Samedi 3 janvier, l'annonce de la "capture" du président vénézuélien Nicolás Maduro par les États-Unis a provoqué une onde de choc au sein de la classe politique française. Les premières réactions sont venues de la gauche. Jean-Luc Mélenchon, le leader de La France Insoumise (LFI), a qualifié cette intervention de "violation de la souveraineté" et d'"enlèvement odieux", dénonçant la militarisation des relations internationales. Pour lui, la lutte contre le narcotrafic ne justifie en rien l'usage de la force par les États-Unis, qu'il considère comme une "tentative de détruire l'ordre international libre".

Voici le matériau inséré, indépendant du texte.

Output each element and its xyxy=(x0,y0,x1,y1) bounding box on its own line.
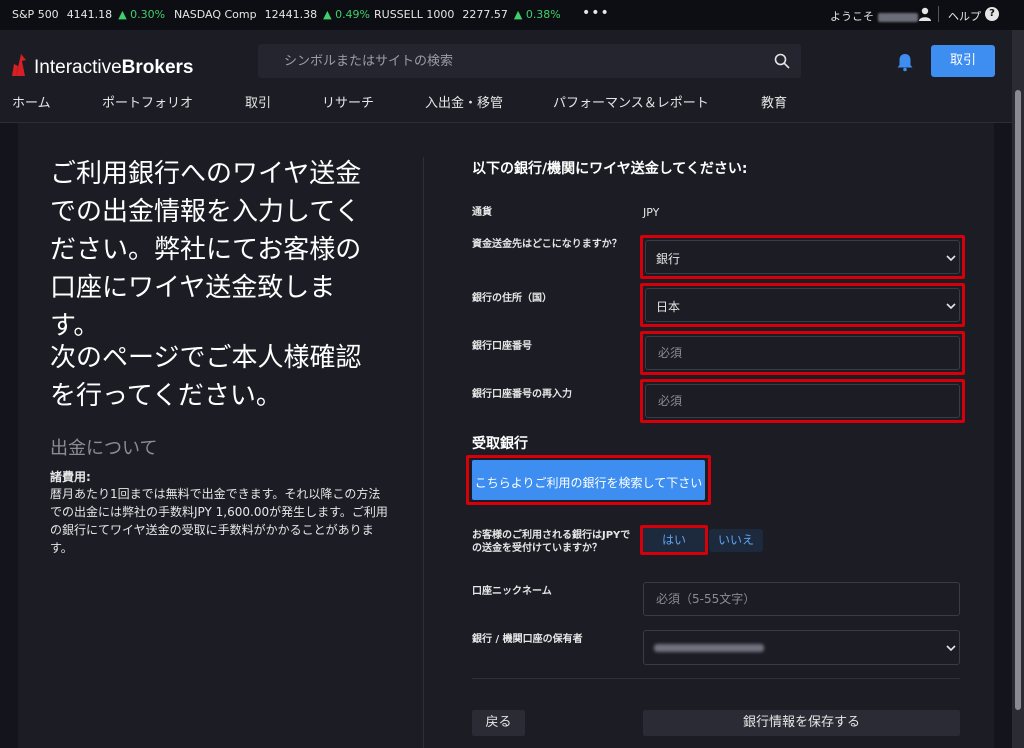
logo-text-bold: Brokers xyxy=(121,57,194,78)
holder-select[interactable] xyxy=(643,630,960,665)
fees-title: 諸費用: xyxy=(50,470,91,484)
no-option[interactable]: いいえ xyxy=(709,529,763,552)
ticker-name: RUSSELL 1000 xyxy=(374,8,455,21)
page-heading: ご利用銀行へのワイヤ送金での出金情報を入力してください。弊社にてお客様の口座にワ… xyxy=(50,159,362,341)
page-scrollbar[interactable] xyxy=(1012,30,1024,748)
destination-label: 資金送金先はどこになりますか？ xyxy=(472,239,622,250)
nickname-input[interactable] xyxy=(643,582,960,616)
holder-label: 銀行 / 機関口座の保有者 xyxy=(472,634,583,645)
ticker-change: ▲ 0.30% xyxy=(118,8,166,21)
column-divider xyxy=(423,157,424,748)
receiving-bank-heading: 受取銀行 xyxy=(472,436,528,452)
currency-value: JPY xyxy=(643,206,660,219)
user-icon[interactable] xyxy=(918,7,932,21)
accepts-jpy-label: お客様のご利用される銀行はJPYでの送金を受付けていますか？ xyxy=(472,530,631,554)
ticker-item[interactable]: RUSSELL 1000 2277.57 ▲ 0.38% xyxy=(374,8,561,21)
ticker-name: NASDAQ Comp xyxy=(174,8,257,21)
ticker-separator xyxy=(938,6,939,22)
yes-option[interactable]: はい xyxy=(643,528,705,552)
about-withdrawal-heading: 出金について xyxy=(50,438,158,459)
nav-item-portfolio[interactable]: ポートフォリオ xyxy=(102,92,193,111)
nickname-label: 口座ニックネーム xyxy=(472,586,552,597)
ticker-change: ▲ 0.49% xyxy=(323,8,371,21)
chevron-down-icon xyxy=(946,645,956,652)
chevron-down-icon xyxy=(946,303,956,310)
nav-item-transfers[interactable]: 入出金・移管 xyxy=(425,92,503,111)
ticker-bar: S&P 500 4141.18 ▲ 0.30% NASDAQ Comp 12441.3… xyxy=(0,0,1024,30)
back-button[interactable]: 戻る xyxy=(472,710,525,736)
flame-logo-icon xyxy=(12,54,26,76)
ticker-value: 4141.18 xyxy=(66,8,113,21)
form-divider xyxy=(472,678,960,679)
search-icon[interactable] xyxy=(774,53,790,69)
identity-note: 次のページでご本人様確認を行ってください。 xyxy=(50,343,362,411)
welcome-user[interactable]: ようこそ xyxy=(830,8,918,24)
more-menu-icon[interactable]: ••• xyxy=(582,5,610,21)
ticker-change: ▲ 0.38% xyxy=(513,8,561,21)
search-bank-button[interactable]: こちらよりご利用の銀行を検索して下さい xyxy=(472,460,705,500)
ticker-item[interactable]: S&P 500 4141.18 ▲ 0.30% xyxy=(12,8,165,21)
logo-text: InteractiveBrokers xyxy=(34,57,193,79)
ticker-name: S&P 500 xyxy=(12,8,59,21)
nav-item-research[interactable]: リサーチ xyxy=(322,92,374,111)
nav-item-home[interactable]: ホーム xyxy=(12,92,51,111)
bell-icon[interactable] xyxy=(895,52,915,72)
country-value: 日本 xyxy=(656,300,681,314)
search-input[interactable] xyxy=(258,44,758,78)
account-confirm-input[interactable] xyxy=(645,384,960,418)
ticker-value: 2277.57 xyxy=(462,8,508,21)
scroll-thumb[interactable] xyxy=(1015,90,1021,710)
chevron-down-icon xyxy=(946,255,956,262)
blurred-username xyxy=(878,12,918,22)
form-title: 以下の銀行/機関にワイヤ送金してください: xyxy=(472,161,748,177)
ticker-value: 12441.38 xyxy=(264,8,318,21)
ticker-item[interactable]: NASDAQ Comp 12441.38 ▲ 0.49% xyxy=(174,8,370,21)
currency-label: 通貨 xyxy=(472,207,492,218)
help-icon[interactable]: ? xyxy=(985,7,999,21)
blurred-holder-name xyxy=(654,644,764,652)
nav-item-education[interactable]: 教育 xyxy=(761,92,787,111)
header: InteractiveBrokers 取引 ホーム ポートフォリオ 取引 リサー… xyxy=(0,30,1012,123)
destination-value: 銀行 xyxy=(656,252,681,266)
trade-button[interactable]: 取引 xyxy=(931,45,995,77)
site-search xyxy=(258,44,801,78)
main-nav: ホーム ポートフォリオ 取引 リサーチ 入出金・移管 パフォーマンス＆レポート … xyxy=(0,90,1012,111)
nav-item-performance[interactable]: パフォーマンス＆レポート xyxy=(553,92,709,111)
country-label: 銀行の住所（国） xyxy=(472,293,552,304)
help-link[interactable]: ヘルプ xyxy=(948,8,981,24)
account-number-input[interactable] xyxy=(645,336,960,370)
country-select[interactable]: 日本 xyxy=(645,288,960,322)
logo-text-light: Interactive xyxy=(34,57,122,78)
fees-description: 暦月あたり1回までは無料で出金できます。それ以降この方法での出金には弊社の手数料… xyxy=(50,487,388,555)
destination-select[interactable]: 銀行 xyxy=(645,240,960,274)
nav-item-trade[interactable]: 取引 xyxy=(245,92,271,111)
welcome-text: ようこそ xyxy=(830,10,874,23)
save-bank-info-button[interactable]: 銀行情報を保存する xyxy=(643,710,960,736)
account-number-label: 銀行口座番号 xyxy=(472,341,532,352)
account-confirm-label: 銀行口座番号の再入力 xyxy=(472,389,572,400)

De son côté, Olivier Faure, Premier secrétaire du Parti socialiste (PS), a critiqué l'action américaine, soulignant que "la force ne peut remplacer le droit". Selon lui, cette opération pourrait affaiblir la légitimité des institutions internationales et donner un coup de fouet aux autocrates du monde entier. En revanche, les autorités françaises, y compris l’Élysée et le Quai d'Orsay, ne se sont pas encore prononcées, préférant une approche plus mesurée pour l’instant.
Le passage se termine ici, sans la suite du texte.